Updated international Human Rights Principles for the Treatment of LGBTI People Released

International human rights experts today released a supplement to the groundbreaking Yogyakarta Principles, a universal guide to human rights related to sexual orientation, gender identity, gender expression and sex characteristics which applies to all United Nations member states.

The original Yogyakarta Principles were drafted by human rights experts in 2006 in Yogyakarta, Indonesia, in response to documented human rights abuses against LGBT people worldwide. They have been translated into 30 languages and have been cited by judges, legislators and government officials around the world as well as the U.N.

The Yogyakarta Principles Plus 10 (YP+10) include nine new principles and 112 additional state obligations that address developments in international human rights law and changes in society on issues of sexual orientation, gender identity, gender expression and sex characteristics (SOGIESC).

“The document issued today is destined to become one of the most important touchstones in the development of LGBTI rights globally,” said Andrew Park, Williams Institute International Program Director, who served as secretariat for YP+10.
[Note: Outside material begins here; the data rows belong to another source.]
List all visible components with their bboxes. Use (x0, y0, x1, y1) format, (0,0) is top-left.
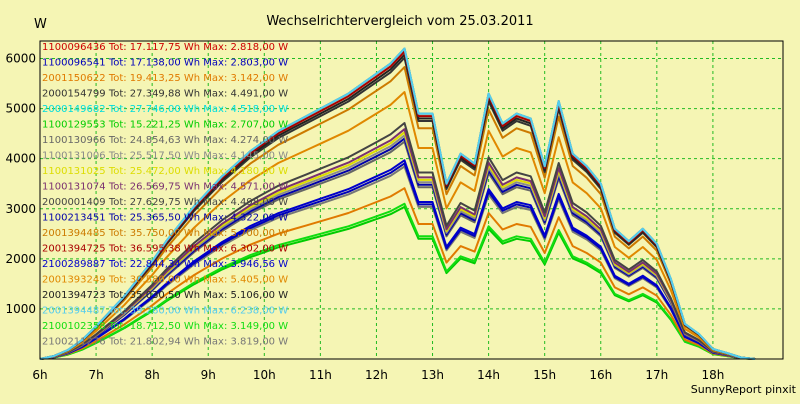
series-line-2001150622 (39, 187, 756, 360)
legend-series-name: 2000001409 (42, 197, 109, 208)
series-line-1100131074 (39, 128, 756, 360)
series-line-2100289887 (39, 159, 756, 360)
x-tick-label: 9h (201, 368, 216, 382)
legend-series-name: 1100130966 (42, 135, 109, 146)
x-tick-label: 17h (645, 368, 668, 382)
legend-series-name: 1100129553 (42, 120, 109, 131)
legend-series-name: 2000149682 (42, 104, 109, 115)
legend-item: 2001394485 Tot: 35.750,00 Wh Max: 5.700,… (42, 228, 288, 239)
series-line-2001394485 (39, 66, 756, 360)
y-axis-unit-label: W (34, 17, 47, 32)
legend-series-summary: Tot: 21.802,94 Wh Max: 3.819,00 W (108, 337, 288, 348)
credit-label: SunnyReport pinxit (691, 383, 797, 396)
legend-series-name: 1100096541 (42, 58, 109, 69)
series-line-2100102358 (39, 202, 756, 360)
chart-title: Wechselrichtervergleich vom 25.03.2011 (266, 14, 533, 29)
legend-series-name: 2100211276 (42, 337, 109, 348)
legend-series-summary: Tot: 25.472,00 Wh Max: 4.180,00 W (108, 166, 288, 177)
x-tick-label: 10h (253, 368, 276, 382)
legend-item: 2100289887 Tot: 22.844,34 Wh Max: 3.946,… (42, 259, 288, 270)
legend-series-name: 2001150622 (42, 73, 109, 84)
x-tick-label: 13h (421, 368, 444, 382)
legend-series-name: 1100131074 (42, 182, 109, 193)
y-tick-label: 1000 (5, 302, 36, 316)
y-tick-label: 3000 (5, 202, 36, 216)
legend-item: 1100130966 Tot: 24.854,63 Wh Max: 4.274,… (42, 135, 288, 146)
legend-series-name: 2001394723 (42, 290, 109, 301)
legend-item: 1100131074 Tot: 26.569,75 Wh Max: 4.571,… (42, 182, 288, 193)
legend-series-summary: Tot: 19.413,25 Wh Max: 3.142,00 W (108, 73, 288, 84)
x-tick-label: 11h (309, 368, 332, 382)
legend-item: 2000001409 Tot: 27.629,75 Wh Max: 4.498,… (42, 197, 288, 208)
x-tick-label: 14h (477, 368, 500, 382)
series-line-2001393249 (39, 91, 756, 360)
legend-item: 1100131006 Tot: 25.517,50 Wh Max: 4.145,… (42, 151, 288, 162)
legend-item: 2001394725 Tot: 36.595,38 Wh Max: 6.302,… (42, 244, 288, 255)
legend-series-name: 1100131025 (42, 166, 109, 177)
legend-series-name: 2001394485 (42, 228, 109, 239)
legend-series-summary: Tot: 35.030,50 Wh Max: 5.106,00 W (108, 290, 288, 301)
legend-item: 1100213451 Tot: 25.365,50 Wh Max: 4.322,… (42, 213, 288, 224)
legend-series-name: 1100096436 (42, 42, 109, 53)
legend-series-summary: Tot: 22.844,34 Wh Max: 3.946,56 W (108, 259, 288, 270)
legend-series-summary: Tot: 27.629,75 Wh Max: 4.498,00 W (108, 197, 288, 208)
legend-series-name: 2001393249 (42, 275, 109, 286)
legend-series-summary: Tot: 25.365,50 Wh Max: 4.322,00 W (108, 213, 288, 224)
legend-series-name: 2100289887 (42, 259, 109, 270)
legend-item: 2001394723 Tot: 35.030,50 Wh Max: 5.106,… (42, 290, 288, 301)
x-tick-label: 12h (365, 368, 388, 382)
x-tick-label: 6h (32, 368, 47, 382)
legend: 1100096436 Tot: 17.117,75 Wh Max: 2.818,… (42, 42, 288, 348)
legend-item: 2001393249 Tot: 30.580,00 Wh Max: 5.405,… (42, 275, 288, 286)
legend-item: 1100129553 Tot: 15.221,25 Wh Max: 2.707,… (42, 120, 288, 131)
plot-border (39, 40, 784, 360)
legend-item: 1100096436 Tot: 17.117,75 Wh Max: 2.818,… (42, 42, 288, 53)
legend-item: 2100211276 Tot: 21.802,94 Wh Max: 3.819,… (42, 337, 288, 348)
y-tick-label: 5000 (5, 102, 36, 116)
legend-series-summary: Tot: 30.580,00 Wh Max: 5.405,00 W (108, 275, 288, 286)
y-tick-label: 4000 (5, 152, 36, 166)
legend-series-name: 2001394487 (42, 306, 109, 317)
legend-item: 2000149682 Tot: 27.746,00 Wh Max: 4.518,… (42, 104, 288, 115)
x-tick-label: 15h (533, 368, 556, 382)
legend-series-summary: Tot: 18.712,50 Wh Max: 3.149,00 W (108, 321, 288, 332)
legend-series-summary: Tot: 26.569,75 Wh Max: 4.571,00 W (108, 182, 288, 193)
legend-series-name: 1100213451 (42, 213, 109, 224)
series-line-2000001409 (39, 122, 756, 360)
x-tick-label: 8h (145, 368, 160, 382)
x-tick-labels: 6h 7h 8h 9h 10h 11h 12h 13h 14h 15h 16h 17h 18h (32, 368, 724, 382)
x-tick-label: 18h (701, 368, 724, 382)
legend-series-summary: Tot: 15.221,25 Wh Max: 2.707,00 W (108, 120, 288, 131)
legend-series-name: 2000154799 (42, 89, 109, 100)
legend-item: 1100096541 Tot: 17.138,00 Wh Max: 2.803,… (42, 58, 288, 69)
legend-series-summary: Tot: 39.280,00 Wh Max: 6.238,00 W (108, 306, 288, 317)
legend-item: 2000154799 Tot: 27.349,88 Wh Max: 4.491,… (42, 89, 288, 100)
legend-series-summary: Tot: 27.746,00 Wh Max: 4.518,00 W (108, 104, 288, 115)
series-lines (39, 47, 756, 360)
legend-series-summary: Tot: 24.854,63 Wh Max: 4.274,00 W (108, 135, 288, 146)
legend-series-summary: Tot: 36.595,38 Wh Max: 6.302,00 W (108, 244, 288, 255)
x-tick-label: 7h (88, 368, 103, 382)
legend-series-summary: Tot: 27.349,88 Wh Max: 4.491,00 W (108, 89, 288, 100)
legend-series-summary: Tot: 25.517,50 Wh Max: 4.145,00 W (108, 151, 288, 162)
legend-series-summary: Tot: 17.138,00 Wh Max: 2.803,00 W (108, 58, 288, 69)
y-tick-label: 6000 (5, 52, 36, 66)
legend-item: 1100131025 Tot: 25.472,00 Wh Max: 4.180,… (42, 166, 288, 177)
legend-series-name: 2001394725 (42, 244, 109, 255)
legend-series-name: 1100131006 (42, 151, 109, 162)
legend-item: 2001150622 Tot: 19.413,25 Wh Max: 3.142,… (42, 73, 288, 84)
legend-item: 2100102358 Tot: 18.712,50 Wh Max: 3.149,… (42, 321, 288, 332)
legend-item: 2001394487 Tot: 39.280,00 Wh Max: 6.238,… (42, 306, 288, 317)
legend-series-summary: Tot: 35.750,00 Wh Max: 5.700,00 W (108, 228, 288, 239)
legend-series-name: 2100102358 (42, 321, 109, 332)
y-tick-label: 2000 (5, 252, 36, 266)
legend-series-summary: Tot: 17.117,75 Wh Max: 2.818,00 W (108, 42, 288, 53)
y-tick-labels: 1000 2000 3000 4000 5000 6000 (5, 52, 36, 316)
x-tick-label: 16h (589, 368, 612, 382)
series-line-2001394487 (39, 47, 756, 360)
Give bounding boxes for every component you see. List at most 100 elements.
Key additional recognitions and obligations in YP+10 include:

  • A broader recognition of characteristics upon which governments are barred from discriminating. The original Yogyakarta Principles focused on sexual orientation and gender identity, or SOGI. YP+10 provide guidance on human rights based on sexual orientation, gender identity, gender expression and sex characteristics, or SOGIESC.
  • The rights of intersex people. YP+10 state that no one should be subjected to invasive or irreversible medical procedures, including those done for sex conditions, without free, prior and informed consent. This includes children, in a manner consistent with their evolving capacity.
  • The rights of refugees. A well-founded fear of persecution on the basis of SOGIESC is acceptable ground for the recognition of refugee status, and all asylum seekers have the right to protection from violence and discrimination during the determination of their claims.
  • Personal information. Governments should only record personal information, including gender, when that information is relevant, reasonable and necessary. When gender is recorded, governments should establish mechanisms to allow individuals to change gender designations to match their gender identity.
  • Sanitation. All people have the right to sanitation, including access to bathrooms, without regard to sexual orientation, gender identity or sex conditions.
  • Information technology. All people have the right to use information and communication technologies without discrimination and to employ encryption, anonymity and pseudonymity tools.
  • Truth. All people have the right to the truth, including the right to know what medical procedures have been conducted on them.

“The Yogyakarta Principles are not about aspiration,” said Park. “They detail exactly what governments should be doing to comply with current international standards under today’s human rights treaties. When countries appear before the U.N. to have their human rights record reviewed, they are asked if they comply with the Yogyakarta Principles.”

The Williams Institute and international human rights groups will host a series of webinars with YP+10 signatories to give more detail about the principles and their implications.